The Benefits of Farmers’ Markets
Farmers’ markets provide an important array of benefits to local communities, as the Farmers Market Coalition’s infographic details.
Farmers’ markets return money to local economies, while a high percentage of profits from corporate ‘chain’ stores go elsewhere. Walmart, for one, has been implicated by Oxfam in the tax haven scandal that came to light following the Panama Papers leak. That means Walmart is not paying taxes on the profits it makes from grocery purchases. Some vendors make all their income from farmers’ markets.
As the Coalition points out, “Locally owned retailers, such as farmers’ markets, return more than three times as much of their sales to the local economy. They hire nearly five times more people than non-local vendors. Workers hired by local farmers that use sustainable farming practices (such as crop rotation and cover crops) receive an education in good agro-ecological farming practice. Down the line, that means more farm start-ups and more entrepreneurial investment.
Impoverished families can use food stamps at the market, meaning the $18.8 million of SNAP cash from 2014 went right back into local taxpayer pockets. Fresh sustainable produce means better health and lower obesity rates for poorer families. Helping people to feed themselves better will place less of a burden on the health care system, lowering medical bills for poor families that can barely afford health insurance.

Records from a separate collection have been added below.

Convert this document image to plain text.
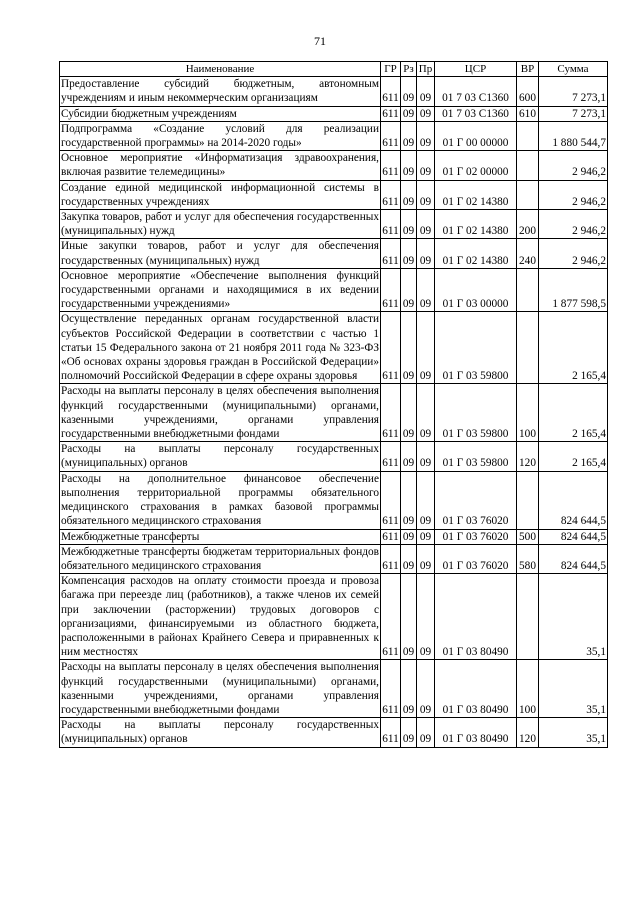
71
Наименование	ГР	Рз	Пр	ЦСР	ВР	Сумма
Предоставление субсидий бюджетным, автономным учреждениям и иным некоммерческим организациям	611	09	09	01 7 03 С1360	600	7 273,1
Субсидии бюджетным учреждениям	611	09	09	01 7 03 С1360	610	7 273,1
Подпрограмма «Создание условий для реализации государственной программы» на 2014-2020 годы»	611	09	09	01 Г 00 00000		1 880 544,7
Основное мероприятие «Информатизация здравоохранения, включая развитие телемедицины»	611	09	09	01 Г 02 00000		2 946,2
Создание единой медицинской информационной системы в государственных учреждениях	611	09	09	01 Г 02 14380		2 946,2
Закупка товаров, работ и услуг для обеспечения государственных (муниципальных) нужд	611	09	09	01 Г 02 14380	200	2 946,2
Иные закупки товаров, работ и услуг для обеспечения государственных (муниципальных) нужд	611	09	09	01 Г 02 14380	240	2 946,2
Основное мероприятие «Обеспечение выполнения функций государственными органами и находящимися в их ведении государственными учреждениями»	611	09	09	01 Г 03 00000		1 877 598,5
Осуществление переданных органам государственной власти субъектов Российской Федерации в соответствии с частью 1 статьи 15 Федерального закона от 21 ноября 2011 года № 323-ФЗ «Об основах охраны здоровья граждан в Российской Федерации» полномочий Российской Федерации в сфере охраны здоровья	611	09	09	01 Г 03 59800		2 165,4
Расходы на выплаты персоналу в целях обеспечения выполнения функций государственными (муниципальными) органами, казенными учреждениями, органами управления государственными внебюджетными фондами	611	09	09	01 Г 03 59800	100	2 165,4
Расходы на выплаты персоналу государственных (муниципальных) органов	611	09	09	01 Г 03 59800	120	2 165,4
Расходы на дополнительное финансовое обеспечение выполнения территориальной программы обязательного медицинского страхования в рамках базовой программы обязательного медицинского страхования	611	09	09	01 Г 03 76020		824 644,5
Межбюджетные трансферты	611	09	09	01 Г 03 76020	500	824 644,5
Межбюджетные трансферты бюджетам территориальных фондов обязательного медицинского страхования	611	09	09	01 Г 03 76020	580	824 644,5
Компенсация расходов на оплату стоимости проезда и провоза багажа при переезде лиц (работников), а также членов их семей при заключении (расторжении) трудовых договоров с организациями, финансируемыми из областного бюджета, расположенными в районах Крайнего Севера и приравненных к ним местностях	611	09	09	01 Г 03 80490		35,1
Расходы на выплаты персоналу в целях обеспечения выполнения функций государственными (муниципальными) органами, казенными учреждениями, органами управления государственными внебюджетными фондами	611	09	09	01 Г 03 80490	100	35,1
Расходы на выплаты персоналу государственных (муниципальных) органов	611	09	09	01 Г 03 80490	120	35,1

Additionally, there’s no doubt as to the sustainability benefits of farmers’ markets. According to the Farmers Market Coalition, which cites unpublished raw data from a survey of direct market farmers, the local and regional produce you’ll find at farmers’ markets travels about twenty-seven times less distance than “conventionally-sourced” produce. Further, 81% of these farmers use farming practices that reduce waste and promote soil health, such as on-site composting. And three out of four farmers follow practices “consistent with organic standards”.

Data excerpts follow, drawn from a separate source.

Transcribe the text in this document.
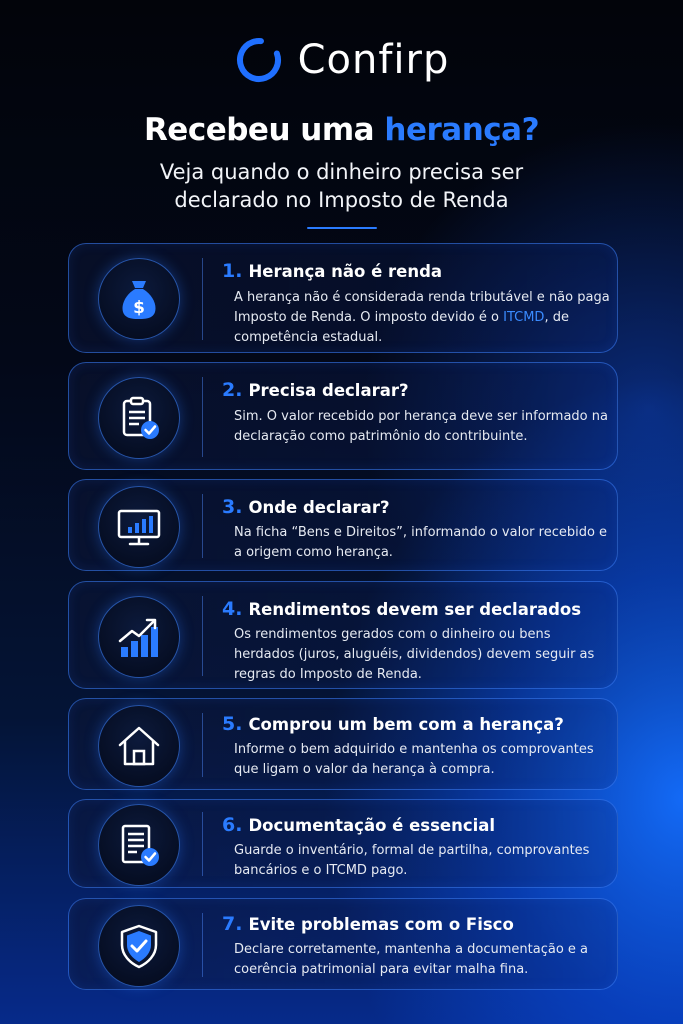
Confirp
Recebeu uma herança?
Veja quando o dinheiro precisa ser
declarado no Imposto de Renda
$
1. Herança não é renda
A herança não é considerada renda tributável e não paga Imposto de Renda. O imposto devido é o ITCMD, de competência estadual.
2. Precisa declarar?
Sim. O valor recebido por herança deve ser informado na declaração como patrimônio do contribuinte.
3. Onde declarar?
Na ficha “Bens e Direitos”, informando o valor recebido e a origem como herança.
4. Rendimentos devem ser declarados
Os rendimentos gerados com o dinheiro ou bens herdados (juros, aluguéis, dividendos) devem seguir as regras do Imposto de Renda.
5. Comprou um bem com a herança?
Informe o bem adquirido e mantenha os comprovantes que ligam o valor da herança à compra.
6. Documentação é essencial
Guarde o inventário, formal de partilha, comprovantes bancários e o ITCMD pago.
7. Evite problemas com o Fisco
Declare corretamente, mantenha a documentação e a coerência patrimonial para evitar malha fina.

These sustainability practices in turn benefit the consumer. According to Scientific American, soil depletion and “intensive agricultural methods” lessen the nutrient content in produce. According to authors Roddy Scheer and Doug Moss, “Those who want to get the most nutritious fruits and vegetables should buy regularly from local organic farmers.”
Bringing it home
As calls for sustainability keep escalating, expect both the DIY economy and farmers markets to continue flourishing. Can we expect complete decentralisation and the demise of supermarkets? It’s a long shot. But we can expect farmers markets and small farms to keep bringing organic foods closer to our homes, giving us more opportunities to support them.